Monsieur Leal a introduit un projet de loi d'initiative parlementaire à Queen’s Park – le projet de loi 54 – qui, si adopté, éluderait la véritable réforme des retraites en permettant aux compagnies d'assurance et à l'industrie des fonds mutuels de profiter de ceux et celles qui ont tant besoin de leur sécurité de retraite.

Le plan de Monsieur Leal exigerait des employeurs qui ont plus de 20 employés de fournir un régime d'épargne-retraite. Par contre, les employeurs ne seraient pas tenus d'y contribuer. Les travailleurs seraient autorisés (ou poussés) à choisir de ne pas s'inscrire au régime. Le projet de loi ne donnerait pas lieu à une augmentation significative des économies d'échelle, du partage des risques ou de la portabilité de l'épargne-retraite des Ontariens.

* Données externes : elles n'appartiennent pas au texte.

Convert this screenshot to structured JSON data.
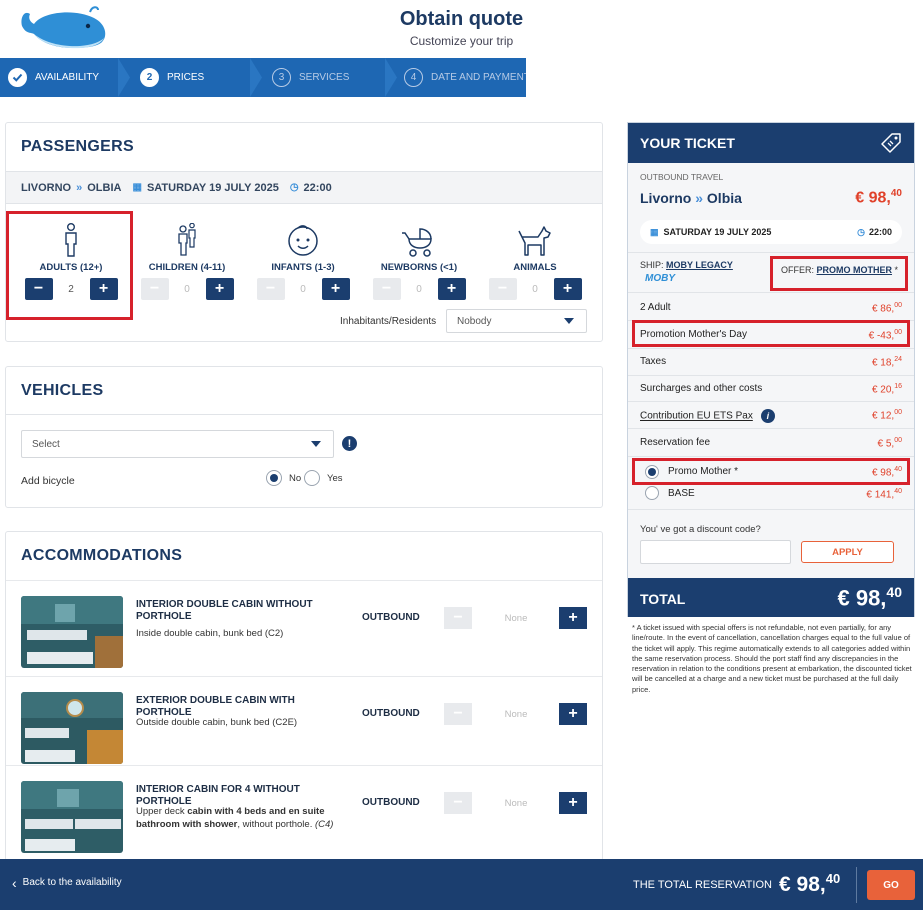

Le projet de loi 54 passerait outre les droits qu'apprécient déjà les cotisants au régime de retraite. En l'état actuel des choses, en vertu de la Loi sur les prestations de pension provinciale, les employeurs doivent verser des cotisations de 50 pour cent. Et le programme de REÉR, en vertu de la loi fédérale, est entièrement volontaire.

Ce qui nous inquiète particulièrement, c'est que contrairement à la plupart des projets de loi d'initiative parlementaire, qui finissent nulle part, le gouvernement de Monsieur Dalton McGuinty a ouvert la voie à la deuxième lecture du projet de loi de Monsieur Leal. Est-il possible que le premier ministre appuie ce projet de loi désastreux, qui met l'argent durement gagné des travailleurs entre les mains frivoles d'agents boursiers et de courtiers en régimes de retraite? Espérons que ce n'est pas le cas.

La Fédération du travail de l'Ontario, qui inclut le SEFPO, s'est vivement opposée au projet de loi 54. Si le tsunami financier des deux dernières années nous a appris quelque chose, c'est que nous devrions créer un régime de retraite universel plus solide, comme le Régime de pensions du Canada (RPC), plutôt que d'affaiblir une industrie des pensions déjà fragile.

Le RPC est l'instrument d'épargne le plus efficace pour la retraite. Presque tous les Canadiens qui travaillent sont couverts par ce régime, et il est portable où que l'on travaille et quel que soit le nombre d'emplois occupés. Il est financièrement solide. Les frais d'administration du RPC sont les frais d'administration des pensions de retraite les plus bas au pays – plus bas que ceux des régimes de retraite privés et bien plus bas que ceux des REÉR au sein de l'industrie des services financiers.

La véritable priorité des gouvernements devrait être d'élargir et de renforcer le RPC. Un travailleur du secteur privé sur cinq seulement peut se réjouir de recevoir une rente de retraite. Sans régime privé – et le projet de loi 54 ne garantit aucun régime solide – c'est aux gouvernements qu'incombe la responsabilité d'améliorer les prestations de retraite pour que ces travailleurs puissent atteindre un niveau de vie décent dans ce qui devrait être leurs « années dorées ».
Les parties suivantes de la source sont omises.